Larangan ibunya adalah tantangan. Apalah makanan enak bila perutnya mulas. Berikut tidak boleh berisik. Heesung bakal membuktikan bahwa dia tidak akan ketahuan untuk kabur dari kamar. Nanti, kalau urusan perutnya tuntas, Heesung bakalan kabur dari jendela dengan senapan milik ayahnya. Dia akan pamer. Boleh saja Heesung tidak punya ponsel untuk bersenang-senang layaknya anak lain.
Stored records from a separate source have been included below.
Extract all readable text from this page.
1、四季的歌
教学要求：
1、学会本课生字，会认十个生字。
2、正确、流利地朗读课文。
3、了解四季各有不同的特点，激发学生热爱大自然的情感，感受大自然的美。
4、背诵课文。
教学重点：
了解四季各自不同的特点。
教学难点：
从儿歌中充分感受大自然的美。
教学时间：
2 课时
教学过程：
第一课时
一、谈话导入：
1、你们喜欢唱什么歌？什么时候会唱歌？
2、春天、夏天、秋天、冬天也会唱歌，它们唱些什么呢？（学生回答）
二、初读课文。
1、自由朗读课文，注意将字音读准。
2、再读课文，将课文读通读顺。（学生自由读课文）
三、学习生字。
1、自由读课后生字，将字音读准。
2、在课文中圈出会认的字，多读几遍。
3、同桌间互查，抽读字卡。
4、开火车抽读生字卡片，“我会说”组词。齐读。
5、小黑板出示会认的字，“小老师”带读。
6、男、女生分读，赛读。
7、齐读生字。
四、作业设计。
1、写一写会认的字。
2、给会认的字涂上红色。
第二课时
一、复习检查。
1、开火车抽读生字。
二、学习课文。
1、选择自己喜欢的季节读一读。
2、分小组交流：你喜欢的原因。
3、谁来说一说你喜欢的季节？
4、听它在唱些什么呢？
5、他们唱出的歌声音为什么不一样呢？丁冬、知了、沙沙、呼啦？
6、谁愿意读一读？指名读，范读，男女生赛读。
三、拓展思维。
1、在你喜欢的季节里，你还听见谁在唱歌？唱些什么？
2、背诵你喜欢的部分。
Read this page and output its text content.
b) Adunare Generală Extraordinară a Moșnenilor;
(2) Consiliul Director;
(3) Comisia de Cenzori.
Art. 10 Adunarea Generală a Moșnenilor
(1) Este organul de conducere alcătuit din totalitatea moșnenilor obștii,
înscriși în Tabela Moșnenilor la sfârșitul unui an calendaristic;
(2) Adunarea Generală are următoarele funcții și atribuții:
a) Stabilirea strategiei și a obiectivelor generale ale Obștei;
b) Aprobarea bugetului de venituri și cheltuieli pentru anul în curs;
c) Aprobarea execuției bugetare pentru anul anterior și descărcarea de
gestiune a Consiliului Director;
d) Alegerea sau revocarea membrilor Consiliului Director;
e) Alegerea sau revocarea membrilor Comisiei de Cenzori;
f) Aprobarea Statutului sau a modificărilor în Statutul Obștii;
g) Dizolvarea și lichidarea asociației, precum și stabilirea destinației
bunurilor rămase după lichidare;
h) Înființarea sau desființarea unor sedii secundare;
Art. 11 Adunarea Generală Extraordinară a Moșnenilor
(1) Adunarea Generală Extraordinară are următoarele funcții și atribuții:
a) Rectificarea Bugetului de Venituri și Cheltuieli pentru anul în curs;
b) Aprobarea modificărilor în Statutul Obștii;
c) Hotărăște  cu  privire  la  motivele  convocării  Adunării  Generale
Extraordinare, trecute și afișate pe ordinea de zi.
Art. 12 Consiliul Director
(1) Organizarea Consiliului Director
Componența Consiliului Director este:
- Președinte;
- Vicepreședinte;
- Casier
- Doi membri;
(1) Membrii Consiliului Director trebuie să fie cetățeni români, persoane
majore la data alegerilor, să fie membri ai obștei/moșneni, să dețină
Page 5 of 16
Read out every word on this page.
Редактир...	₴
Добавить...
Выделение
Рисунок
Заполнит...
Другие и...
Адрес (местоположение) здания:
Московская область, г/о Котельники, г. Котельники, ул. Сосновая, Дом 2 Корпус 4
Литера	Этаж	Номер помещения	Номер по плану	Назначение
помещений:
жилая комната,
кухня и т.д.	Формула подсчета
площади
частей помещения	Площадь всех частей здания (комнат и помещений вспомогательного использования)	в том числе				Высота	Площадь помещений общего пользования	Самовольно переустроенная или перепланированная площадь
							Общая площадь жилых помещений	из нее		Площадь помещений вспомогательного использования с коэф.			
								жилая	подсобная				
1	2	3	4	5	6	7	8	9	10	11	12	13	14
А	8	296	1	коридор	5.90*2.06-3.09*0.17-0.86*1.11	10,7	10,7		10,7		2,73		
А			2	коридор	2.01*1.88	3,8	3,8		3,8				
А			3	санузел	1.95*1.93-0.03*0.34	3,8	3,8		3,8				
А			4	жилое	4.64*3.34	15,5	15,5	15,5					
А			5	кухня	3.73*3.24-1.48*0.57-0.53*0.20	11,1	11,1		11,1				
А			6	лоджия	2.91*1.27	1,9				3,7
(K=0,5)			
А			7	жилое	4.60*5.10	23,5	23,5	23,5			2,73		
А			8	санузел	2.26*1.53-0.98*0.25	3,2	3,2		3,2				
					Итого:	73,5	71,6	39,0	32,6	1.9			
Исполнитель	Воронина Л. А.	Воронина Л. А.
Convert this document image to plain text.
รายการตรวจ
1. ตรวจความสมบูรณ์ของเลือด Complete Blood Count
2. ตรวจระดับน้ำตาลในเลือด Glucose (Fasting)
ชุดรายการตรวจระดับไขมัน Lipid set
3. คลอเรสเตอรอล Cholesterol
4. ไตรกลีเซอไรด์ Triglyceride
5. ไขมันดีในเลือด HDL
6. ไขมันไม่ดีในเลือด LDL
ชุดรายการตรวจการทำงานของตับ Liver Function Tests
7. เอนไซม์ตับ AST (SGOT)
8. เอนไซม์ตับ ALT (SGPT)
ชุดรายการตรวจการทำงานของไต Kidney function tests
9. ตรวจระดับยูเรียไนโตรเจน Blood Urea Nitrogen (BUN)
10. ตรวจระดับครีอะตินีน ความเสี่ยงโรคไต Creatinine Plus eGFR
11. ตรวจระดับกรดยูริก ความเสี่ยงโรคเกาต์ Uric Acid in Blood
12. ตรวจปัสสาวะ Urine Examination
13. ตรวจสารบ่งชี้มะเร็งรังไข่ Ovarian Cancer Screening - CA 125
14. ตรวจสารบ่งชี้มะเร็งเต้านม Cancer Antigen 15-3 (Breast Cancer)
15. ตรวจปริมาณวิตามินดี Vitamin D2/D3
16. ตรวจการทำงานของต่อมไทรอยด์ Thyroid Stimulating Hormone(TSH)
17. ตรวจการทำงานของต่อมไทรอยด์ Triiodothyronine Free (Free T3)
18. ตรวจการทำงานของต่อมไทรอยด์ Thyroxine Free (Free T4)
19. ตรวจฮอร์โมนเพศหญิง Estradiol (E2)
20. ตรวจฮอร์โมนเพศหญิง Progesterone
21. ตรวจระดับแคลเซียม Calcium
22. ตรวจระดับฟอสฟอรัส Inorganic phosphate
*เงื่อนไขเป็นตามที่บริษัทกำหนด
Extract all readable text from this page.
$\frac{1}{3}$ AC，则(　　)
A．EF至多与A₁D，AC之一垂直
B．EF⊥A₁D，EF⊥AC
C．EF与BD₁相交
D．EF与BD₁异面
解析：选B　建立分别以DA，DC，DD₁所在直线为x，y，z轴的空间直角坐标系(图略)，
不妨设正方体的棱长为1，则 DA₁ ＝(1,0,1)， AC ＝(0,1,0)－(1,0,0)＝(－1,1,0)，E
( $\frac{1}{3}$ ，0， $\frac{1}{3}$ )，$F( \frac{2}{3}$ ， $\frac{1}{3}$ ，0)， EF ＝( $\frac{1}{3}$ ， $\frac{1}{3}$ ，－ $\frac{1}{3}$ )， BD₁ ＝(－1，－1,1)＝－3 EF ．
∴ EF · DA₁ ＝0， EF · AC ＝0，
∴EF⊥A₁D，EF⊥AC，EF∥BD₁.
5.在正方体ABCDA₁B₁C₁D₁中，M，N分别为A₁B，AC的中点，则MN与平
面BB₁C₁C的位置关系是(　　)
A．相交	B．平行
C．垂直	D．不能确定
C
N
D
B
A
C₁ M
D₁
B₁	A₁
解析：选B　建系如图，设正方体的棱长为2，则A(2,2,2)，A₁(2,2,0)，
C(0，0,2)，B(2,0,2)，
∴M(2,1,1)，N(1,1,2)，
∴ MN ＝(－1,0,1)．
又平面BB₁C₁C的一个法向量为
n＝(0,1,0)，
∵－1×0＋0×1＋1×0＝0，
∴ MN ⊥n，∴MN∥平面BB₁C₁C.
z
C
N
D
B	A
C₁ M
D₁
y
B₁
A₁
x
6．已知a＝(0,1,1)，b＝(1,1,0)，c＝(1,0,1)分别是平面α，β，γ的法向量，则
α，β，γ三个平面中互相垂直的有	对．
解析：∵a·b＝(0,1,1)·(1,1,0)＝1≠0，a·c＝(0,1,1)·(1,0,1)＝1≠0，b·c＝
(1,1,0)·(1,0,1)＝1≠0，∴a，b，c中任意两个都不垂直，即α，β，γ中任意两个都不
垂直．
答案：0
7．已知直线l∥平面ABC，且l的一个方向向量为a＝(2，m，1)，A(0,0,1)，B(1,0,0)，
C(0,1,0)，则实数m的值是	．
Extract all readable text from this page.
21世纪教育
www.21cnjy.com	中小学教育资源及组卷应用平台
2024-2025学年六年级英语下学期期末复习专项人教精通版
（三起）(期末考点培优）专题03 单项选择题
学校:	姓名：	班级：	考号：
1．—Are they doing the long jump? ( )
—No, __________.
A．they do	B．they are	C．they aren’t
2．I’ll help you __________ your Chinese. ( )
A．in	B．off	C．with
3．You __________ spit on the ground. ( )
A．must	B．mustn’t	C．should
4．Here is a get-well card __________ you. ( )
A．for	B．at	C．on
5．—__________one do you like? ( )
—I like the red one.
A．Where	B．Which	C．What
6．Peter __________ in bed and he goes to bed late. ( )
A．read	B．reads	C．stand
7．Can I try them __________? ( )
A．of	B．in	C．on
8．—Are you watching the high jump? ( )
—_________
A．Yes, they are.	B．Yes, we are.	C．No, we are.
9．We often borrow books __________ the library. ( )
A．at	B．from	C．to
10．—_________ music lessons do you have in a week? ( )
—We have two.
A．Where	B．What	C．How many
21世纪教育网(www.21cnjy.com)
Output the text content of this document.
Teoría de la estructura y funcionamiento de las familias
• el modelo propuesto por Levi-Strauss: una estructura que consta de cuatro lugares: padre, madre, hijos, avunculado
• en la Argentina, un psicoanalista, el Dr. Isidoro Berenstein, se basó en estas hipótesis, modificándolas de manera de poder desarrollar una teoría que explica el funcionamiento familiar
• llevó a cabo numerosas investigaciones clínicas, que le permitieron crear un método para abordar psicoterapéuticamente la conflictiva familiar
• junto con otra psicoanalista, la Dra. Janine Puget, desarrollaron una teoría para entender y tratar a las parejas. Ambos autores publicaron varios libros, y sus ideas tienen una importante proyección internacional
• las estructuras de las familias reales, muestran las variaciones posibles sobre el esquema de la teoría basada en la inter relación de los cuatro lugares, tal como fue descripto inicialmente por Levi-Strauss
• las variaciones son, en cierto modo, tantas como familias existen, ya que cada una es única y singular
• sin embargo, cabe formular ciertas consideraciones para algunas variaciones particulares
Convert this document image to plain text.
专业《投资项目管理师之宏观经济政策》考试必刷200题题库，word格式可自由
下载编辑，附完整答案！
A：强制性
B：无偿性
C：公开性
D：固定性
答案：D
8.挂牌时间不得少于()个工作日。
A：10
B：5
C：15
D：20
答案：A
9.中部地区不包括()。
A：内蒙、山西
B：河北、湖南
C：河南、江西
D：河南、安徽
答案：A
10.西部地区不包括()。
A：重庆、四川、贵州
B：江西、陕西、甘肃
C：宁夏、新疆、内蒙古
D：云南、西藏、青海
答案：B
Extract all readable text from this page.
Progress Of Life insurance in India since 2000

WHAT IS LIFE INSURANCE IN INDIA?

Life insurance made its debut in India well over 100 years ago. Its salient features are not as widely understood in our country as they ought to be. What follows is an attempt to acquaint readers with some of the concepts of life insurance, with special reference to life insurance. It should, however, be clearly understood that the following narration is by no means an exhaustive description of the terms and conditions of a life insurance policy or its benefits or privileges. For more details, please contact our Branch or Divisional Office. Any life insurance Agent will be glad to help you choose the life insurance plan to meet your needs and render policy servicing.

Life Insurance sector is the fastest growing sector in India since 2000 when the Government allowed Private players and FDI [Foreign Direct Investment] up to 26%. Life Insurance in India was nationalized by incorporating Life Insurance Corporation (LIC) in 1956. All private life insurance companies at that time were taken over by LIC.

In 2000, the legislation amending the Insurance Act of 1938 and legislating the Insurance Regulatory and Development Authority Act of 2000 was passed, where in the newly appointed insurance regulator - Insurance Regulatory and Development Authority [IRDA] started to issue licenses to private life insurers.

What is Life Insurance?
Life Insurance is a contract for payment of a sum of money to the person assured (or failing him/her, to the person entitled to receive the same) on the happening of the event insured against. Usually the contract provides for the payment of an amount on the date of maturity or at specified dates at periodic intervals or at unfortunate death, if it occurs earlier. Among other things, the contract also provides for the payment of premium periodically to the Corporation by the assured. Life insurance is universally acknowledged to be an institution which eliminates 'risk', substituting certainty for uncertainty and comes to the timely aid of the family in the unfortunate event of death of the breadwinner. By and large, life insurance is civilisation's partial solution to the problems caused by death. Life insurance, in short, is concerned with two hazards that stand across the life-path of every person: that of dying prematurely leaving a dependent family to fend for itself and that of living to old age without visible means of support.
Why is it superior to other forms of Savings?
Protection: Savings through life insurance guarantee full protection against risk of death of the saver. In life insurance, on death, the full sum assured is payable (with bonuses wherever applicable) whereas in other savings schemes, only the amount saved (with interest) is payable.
Namun, Heesung punya senjata yang membuat teman-temannya iri. Dia akan menjadi pemimpin revolusi dari perang-perangan. Punya anak buah yang mengikuti segala instruksinya.

Bukan lagi jadi anak gampang diusir ataupun dimaki-maki. Amat menyedihkan bahwa dia tidak boleh bergabung dalam kerumunan anak yang punya ponsel.

"Aku akan main habis ini." Heesung menyengir penuh bangga, berikut dengan suara klik pelan selagi pintu yang terkunci di luar, kini bisa dibuka.

Heesung menarik napas dalam-dalam. Dia mengintip orang-orang dewasa.

Namun, sekujur tubuhnya seperti terjun ke lantai. Heesung membeku ketakutan selayaknya orang tuanya tadi. Pantas saja dia tidak boleh keluar kamar. Apa yang terlihat di depan matanya jauh lebih menakutkan lagi.

Senapan di dalam kamar tadi bukanlah senapan sembarangan. Apalagi senjata yang ditodongkan ke orang tuanya dengan penuh ancaman.

***********
Disclaimer:

Novel ini sebelumnya berjudul Idol's Life Secret dan tayang di Cabaca dengan cast Kim Yohan. Beberapa tokoh-tokoh lainnya menggunakan cast dari member Wanna One dan Infinite. Demi kepentingan cerita karena banyak yang akan dirombak, maka kuputuskan pakai cast dari Enhypen. Semoga suka ya.